Director: Abhijith Joseph
Cast: Jayasurya, Deepak Parambol, Siddique, Athmiya
There is a scene where John attends his sister's engagement and can't wait to get back to an ongoing investigation. He is a workaholic, a quality his father (Siddique) can't stand. There is another reason for his dislike of his son's profession. John has often been in situations that caused him varying degrees of bodily harm. So when his ears are damaged — except for 20 percent of hearing in one ear — it causes more concern for his dad and us. I say us because it's this trait that chiefly contributes to the tension in the film. How will someone with damaged ears catch and subdue a dangerous serial murderer? John Luther is a standard investigative thriller that starts with a hit-and-run and, subsequently, a missing man.

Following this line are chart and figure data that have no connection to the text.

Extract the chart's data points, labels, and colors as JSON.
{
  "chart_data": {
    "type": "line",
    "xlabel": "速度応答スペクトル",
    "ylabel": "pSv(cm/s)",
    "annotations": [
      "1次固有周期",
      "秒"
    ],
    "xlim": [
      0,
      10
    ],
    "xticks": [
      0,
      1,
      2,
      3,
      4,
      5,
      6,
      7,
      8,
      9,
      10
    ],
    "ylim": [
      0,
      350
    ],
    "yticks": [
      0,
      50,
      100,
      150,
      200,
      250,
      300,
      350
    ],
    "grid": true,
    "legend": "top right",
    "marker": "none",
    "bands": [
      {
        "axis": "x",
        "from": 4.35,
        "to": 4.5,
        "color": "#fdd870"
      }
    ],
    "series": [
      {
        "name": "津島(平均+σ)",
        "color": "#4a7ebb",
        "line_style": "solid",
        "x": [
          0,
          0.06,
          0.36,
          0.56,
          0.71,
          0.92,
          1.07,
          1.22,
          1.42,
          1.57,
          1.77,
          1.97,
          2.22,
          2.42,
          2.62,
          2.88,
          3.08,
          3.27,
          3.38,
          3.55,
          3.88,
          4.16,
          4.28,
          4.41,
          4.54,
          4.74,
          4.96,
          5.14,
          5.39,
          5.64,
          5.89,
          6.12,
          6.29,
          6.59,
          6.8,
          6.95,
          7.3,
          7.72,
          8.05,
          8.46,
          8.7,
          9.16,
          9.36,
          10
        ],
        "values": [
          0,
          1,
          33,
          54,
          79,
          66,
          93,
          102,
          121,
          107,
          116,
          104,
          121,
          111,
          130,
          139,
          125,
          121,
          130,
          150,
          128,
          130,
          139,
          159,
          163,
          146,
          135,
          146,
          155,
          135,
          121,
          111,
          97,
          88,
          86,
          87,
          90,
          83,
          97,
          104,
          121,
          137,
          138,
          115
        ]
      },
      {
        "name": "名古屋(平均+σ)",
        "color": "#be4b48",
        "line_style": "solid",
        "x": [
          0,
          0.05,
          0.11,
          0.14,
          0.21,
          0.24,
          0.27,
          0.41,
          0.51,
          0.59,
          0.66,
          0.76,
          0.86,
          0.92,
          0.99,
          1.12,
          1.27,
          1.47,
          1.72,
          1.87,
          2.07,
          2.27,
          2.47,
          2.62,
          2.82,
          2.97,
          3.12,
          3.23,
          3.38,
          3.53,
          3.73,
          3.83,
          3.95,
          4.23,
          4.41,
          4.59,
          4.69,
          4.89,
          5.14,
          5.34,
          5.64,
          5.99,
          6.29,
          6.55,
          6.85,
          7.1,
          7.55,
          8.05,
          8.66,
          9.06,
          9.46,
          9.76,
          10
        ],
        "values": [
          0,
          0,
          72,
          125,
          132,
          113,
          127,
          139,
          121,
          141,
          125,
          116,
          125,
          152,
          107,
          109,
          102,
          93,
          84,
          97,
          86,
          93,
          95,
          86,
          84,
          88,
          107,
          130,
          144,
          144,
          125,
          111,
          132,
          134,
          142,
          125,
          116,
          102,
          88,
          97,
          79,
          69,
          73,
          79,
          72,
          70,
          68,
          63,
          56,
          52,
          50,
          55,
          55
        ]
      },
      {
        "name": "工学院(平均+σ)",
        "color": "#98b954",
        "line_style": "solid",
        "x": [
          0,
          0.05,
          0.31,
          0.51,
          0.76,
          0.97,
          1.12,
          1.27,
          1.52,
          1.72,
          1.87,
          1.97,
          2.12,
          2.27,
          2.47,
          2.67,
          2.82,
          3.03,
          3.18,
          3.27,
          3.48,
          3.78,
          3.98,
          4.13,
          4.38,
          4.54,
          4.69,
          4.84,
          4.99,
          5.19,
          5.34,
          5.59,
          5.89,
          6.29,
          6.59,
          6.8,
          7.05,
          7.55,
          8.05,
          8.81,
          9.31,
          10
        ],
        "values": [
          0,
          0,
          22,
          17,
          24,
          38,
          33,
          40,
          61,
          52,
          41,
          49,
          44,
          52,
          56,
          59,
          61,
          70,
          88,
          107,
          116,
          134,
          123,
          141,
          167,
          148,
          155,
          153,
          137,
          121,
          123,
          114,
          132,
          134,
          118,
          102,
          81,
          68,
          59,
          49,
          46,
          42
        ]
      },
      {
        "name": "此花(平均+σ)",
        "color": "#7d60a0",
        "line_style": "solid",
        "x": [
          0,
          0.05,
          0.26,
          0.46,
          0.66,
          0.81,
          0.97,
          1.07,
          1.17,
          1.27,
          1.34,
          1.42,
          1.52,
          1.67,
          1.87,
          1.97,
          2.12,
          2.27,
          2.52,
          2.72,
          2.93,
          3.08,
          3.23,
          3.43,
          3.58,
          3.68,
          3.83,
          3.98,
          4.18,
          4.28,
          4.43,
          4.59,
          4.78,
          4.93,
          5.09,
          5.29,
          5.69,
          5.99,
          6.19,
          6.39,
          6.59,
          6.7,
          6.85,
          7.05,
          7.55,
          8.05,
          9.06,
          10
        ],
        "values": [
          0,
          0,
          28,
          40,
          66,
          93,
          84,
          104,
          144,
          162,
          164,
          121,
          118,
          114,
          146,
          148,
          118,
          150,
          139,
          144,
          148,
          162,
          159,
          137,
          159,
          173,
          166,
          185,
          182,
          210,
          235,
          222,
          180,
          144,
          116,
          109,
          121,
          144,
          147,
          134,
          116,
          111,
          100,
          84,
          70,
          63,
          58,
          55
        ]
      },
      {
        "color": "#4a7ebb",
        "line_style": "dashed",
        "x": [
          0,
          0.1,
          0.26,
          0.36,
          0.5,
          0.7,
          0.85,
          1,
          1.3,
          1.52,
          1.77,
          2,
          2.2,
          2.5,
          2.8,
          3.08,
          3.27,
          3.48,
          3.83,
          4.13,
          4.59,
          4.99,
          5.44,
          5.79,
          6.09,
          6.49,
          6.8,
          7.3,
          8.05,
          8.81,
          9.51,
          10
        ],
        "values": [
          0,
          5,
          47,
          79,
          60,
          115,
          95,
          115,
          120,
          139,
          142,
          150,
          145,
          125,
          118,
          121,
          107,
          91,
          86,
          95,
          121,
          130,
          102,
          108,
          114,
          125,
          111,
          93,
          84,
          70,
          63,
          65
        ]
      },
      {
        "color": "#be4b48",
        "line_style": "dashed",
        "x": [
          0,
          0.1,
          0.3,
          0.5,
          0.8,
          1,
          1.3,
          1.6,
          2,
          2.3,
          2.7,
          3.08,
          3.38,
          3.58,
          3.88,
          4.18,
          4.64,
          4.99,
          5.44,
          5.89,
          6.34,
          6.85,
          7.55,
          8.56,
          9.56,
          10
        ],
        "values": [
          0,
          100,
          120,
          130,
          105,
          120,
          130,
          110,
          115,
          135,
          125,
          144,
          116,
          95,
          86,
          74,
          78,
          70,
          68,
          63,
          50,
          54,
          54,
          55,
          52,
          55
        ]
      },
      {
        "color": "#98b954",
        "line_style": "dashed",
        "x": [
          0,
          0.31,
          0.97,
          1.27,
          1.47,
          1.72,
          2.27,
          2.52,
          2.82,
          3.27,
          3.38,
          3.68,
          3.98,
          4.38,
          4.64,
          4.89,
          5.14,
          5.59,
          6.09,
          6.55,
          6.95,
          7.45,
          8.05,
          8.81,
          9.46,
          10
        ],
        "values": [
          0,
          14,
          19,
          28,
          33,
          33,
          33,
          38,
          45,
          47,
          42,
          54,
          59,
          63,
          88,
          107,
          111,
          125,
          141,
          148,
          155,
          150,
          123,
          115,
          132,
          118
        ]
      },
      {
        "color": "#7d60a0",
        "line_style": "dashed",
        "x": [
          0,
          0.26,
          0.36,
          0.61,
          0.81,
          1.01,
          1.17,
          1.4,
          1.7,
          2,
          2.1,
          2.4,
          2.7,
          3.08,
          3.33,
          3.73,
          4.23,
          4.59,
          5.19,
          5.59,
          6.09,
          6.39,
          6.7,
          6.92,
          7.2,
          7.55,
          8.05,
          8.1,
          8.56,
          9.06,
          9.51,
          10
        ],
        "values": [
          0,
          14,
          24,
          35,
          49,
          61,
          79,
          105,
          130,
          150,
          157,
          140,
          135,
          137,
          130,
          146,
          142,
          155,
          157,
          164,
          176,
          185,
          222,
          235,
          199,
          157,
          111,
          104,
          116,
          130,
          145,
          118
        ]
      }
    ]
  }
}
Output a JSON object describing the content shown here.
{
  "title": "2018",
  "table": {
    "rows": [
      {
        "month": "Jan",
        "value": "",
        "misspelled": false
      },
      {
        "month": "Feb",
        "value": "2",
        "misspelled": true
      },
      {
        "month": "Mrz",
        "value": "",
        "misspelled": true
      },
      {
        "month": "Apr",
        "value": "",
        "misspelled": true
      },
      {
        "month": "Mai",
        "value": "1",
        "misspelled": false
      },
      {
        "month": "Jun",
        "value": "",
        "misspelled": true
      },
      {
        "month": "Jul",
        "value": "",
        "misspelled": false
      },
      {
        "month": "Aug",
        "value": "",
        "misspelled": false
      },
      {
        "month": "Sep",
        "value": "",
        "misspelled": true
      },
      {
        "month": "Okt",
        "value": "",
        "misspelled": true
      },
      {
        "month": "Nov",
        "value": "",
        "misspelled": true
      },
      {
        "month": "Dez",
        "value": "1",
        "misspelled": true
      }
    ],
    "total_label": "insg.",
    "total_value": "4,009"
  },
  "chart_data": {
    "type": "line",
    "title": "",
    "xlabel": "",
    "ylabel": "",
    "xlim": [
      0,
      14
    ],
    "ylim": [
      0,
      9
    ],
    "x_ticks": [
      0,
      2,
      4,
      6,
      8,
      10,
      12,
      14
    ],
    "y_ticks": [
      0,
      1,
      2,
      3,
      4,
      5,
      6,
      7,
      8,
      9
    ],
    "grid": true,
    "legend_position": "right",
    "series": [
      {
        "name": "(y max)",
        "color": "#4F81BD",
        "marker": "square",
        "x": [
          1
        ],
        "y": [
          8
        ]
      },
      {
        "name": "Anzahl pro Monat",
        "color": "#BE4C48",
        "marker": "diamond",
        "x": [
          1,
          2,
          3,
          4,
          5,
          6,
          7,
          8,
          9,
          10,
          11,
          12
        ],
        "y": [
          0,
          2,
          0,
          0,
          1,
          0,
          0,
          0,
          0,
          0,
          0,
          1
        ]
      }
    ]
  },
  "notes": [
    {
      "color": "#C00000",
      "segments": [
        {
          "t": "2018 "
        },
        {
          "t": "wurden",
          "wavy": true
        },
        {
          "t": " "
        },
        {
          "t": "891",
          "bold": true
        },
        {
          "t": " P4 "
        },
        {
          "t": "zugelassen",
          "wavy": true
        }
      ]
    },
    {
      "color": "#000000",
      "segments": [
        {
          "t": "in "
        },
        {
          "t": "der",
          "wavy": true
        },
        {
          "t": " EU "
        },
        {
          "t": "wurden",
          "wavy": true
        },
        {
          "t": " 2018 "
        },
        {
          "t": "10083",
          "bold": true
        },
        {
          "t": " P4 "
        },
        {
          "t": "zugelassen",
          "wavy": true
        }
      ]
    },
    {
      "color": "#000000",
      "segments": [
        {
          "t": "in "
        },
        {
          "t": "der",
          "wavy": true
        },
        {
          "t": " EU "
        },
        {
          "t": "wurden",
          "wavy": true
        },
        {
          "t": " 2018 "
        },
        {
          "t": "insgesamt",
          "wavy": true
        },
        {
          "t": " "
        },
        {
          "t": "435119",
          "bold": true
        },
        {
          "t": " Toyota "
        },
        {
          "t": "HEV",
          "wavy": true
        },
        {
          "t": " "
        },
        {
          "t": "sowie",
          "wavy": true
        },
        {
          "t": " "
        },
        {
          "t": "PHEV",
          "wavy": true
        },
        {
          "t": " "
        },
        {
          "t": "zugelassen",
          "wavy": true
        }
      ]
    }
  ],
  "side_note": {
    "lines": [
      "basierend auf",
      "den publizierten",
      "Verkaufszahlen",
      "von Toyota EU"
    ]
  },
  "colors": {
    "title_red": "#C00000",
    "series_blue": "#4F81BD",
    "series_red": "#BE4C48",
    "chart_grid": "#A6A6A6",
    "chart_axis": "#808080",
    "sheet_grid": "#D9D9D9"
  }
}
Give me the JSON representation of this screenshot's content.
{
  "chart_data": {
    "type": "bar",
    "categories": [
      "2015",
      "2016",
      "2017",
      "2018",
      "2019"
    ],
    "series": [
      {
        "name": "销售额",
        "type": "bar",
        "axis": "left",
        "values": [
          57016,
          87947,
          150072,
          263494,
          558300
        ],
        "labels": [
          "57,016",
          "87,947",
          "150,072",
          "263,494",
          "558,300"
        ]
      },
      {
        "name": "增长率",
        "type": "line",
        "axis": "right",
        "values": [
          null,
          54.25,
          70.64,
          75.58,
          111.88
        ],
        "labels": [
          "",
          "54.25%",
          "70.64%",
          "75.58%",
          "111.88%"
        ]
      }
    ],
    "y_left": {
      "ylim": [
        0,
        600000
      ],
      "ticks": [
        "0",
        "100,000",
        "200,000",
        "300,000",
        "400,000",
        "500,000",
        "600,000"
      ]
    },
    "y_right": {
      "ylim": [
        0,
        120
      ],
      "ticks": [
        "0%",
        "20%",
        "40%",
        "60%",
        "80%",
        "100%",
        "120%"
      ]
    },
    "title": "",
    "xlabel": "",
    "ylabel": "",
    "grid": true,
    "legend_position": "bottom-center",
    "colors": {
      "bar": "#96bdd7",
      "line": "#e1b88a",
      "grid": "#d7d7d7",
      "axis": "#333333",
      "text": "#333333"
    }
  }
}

John Luther is strong on mood, with the mist-heavy Munnar locales, occasional rains, dilapidated warehouses, and the orange-and-teal tone accentuating the mounting dread. However, it's not too high on disturbing content — when compared with notable names in the same genre like Raatsasan or the recent Antakshari, that is. Most of John Luther follows the format of a standard investigative thriller, starting with John and his sub-ordinate (Deepak Parambol) wading through clues gathered from CCTV footage, license plates, and informants. I was amused when I remembered that Rajeev Ravi's cop thriller, Kuttavum Shikshayum, currently playing alongside John Luther in theatres, has the cops beginning the investigation in almost the same way, by looking for a vehicle.
Among the recent investigation thrillers in Malayalam, John Luther is the third after Anjaam Pathira and Twenty One Gms to have a creepy-looking automobile with an unseen driver wreaking havoc. The film is at its most effective when focussing on John's investigation. It briefly tests your patience when it veers off course to visit his family members. This whole family portion seems forcefully incorporated to appeal to family audiences. Aside from giving us the information about John being a serious risk-taker, it felt irrelevant in relation to everything else that happens in the film. And, of course, Siddique can always be counted on to play the father who later changes his tune after all that whining about his son not spending enough time with his family.
The film scores highly in the final act when the killer's identity gets revealed through a clever — but familiar — trick of misdirection. When John confronts the antagonist, who seems more formidable than initially assumed, things get suitably heavier. You begin to feel that John is in real danger.
I wouldn't call John Luther an earth-shattering piece of cinema, but it succeeds in its aim of keeping one engaged for two hours. However, when you compare it to films like Drishyam 2 and Antakshari and think of the novelty factor, it comes up short.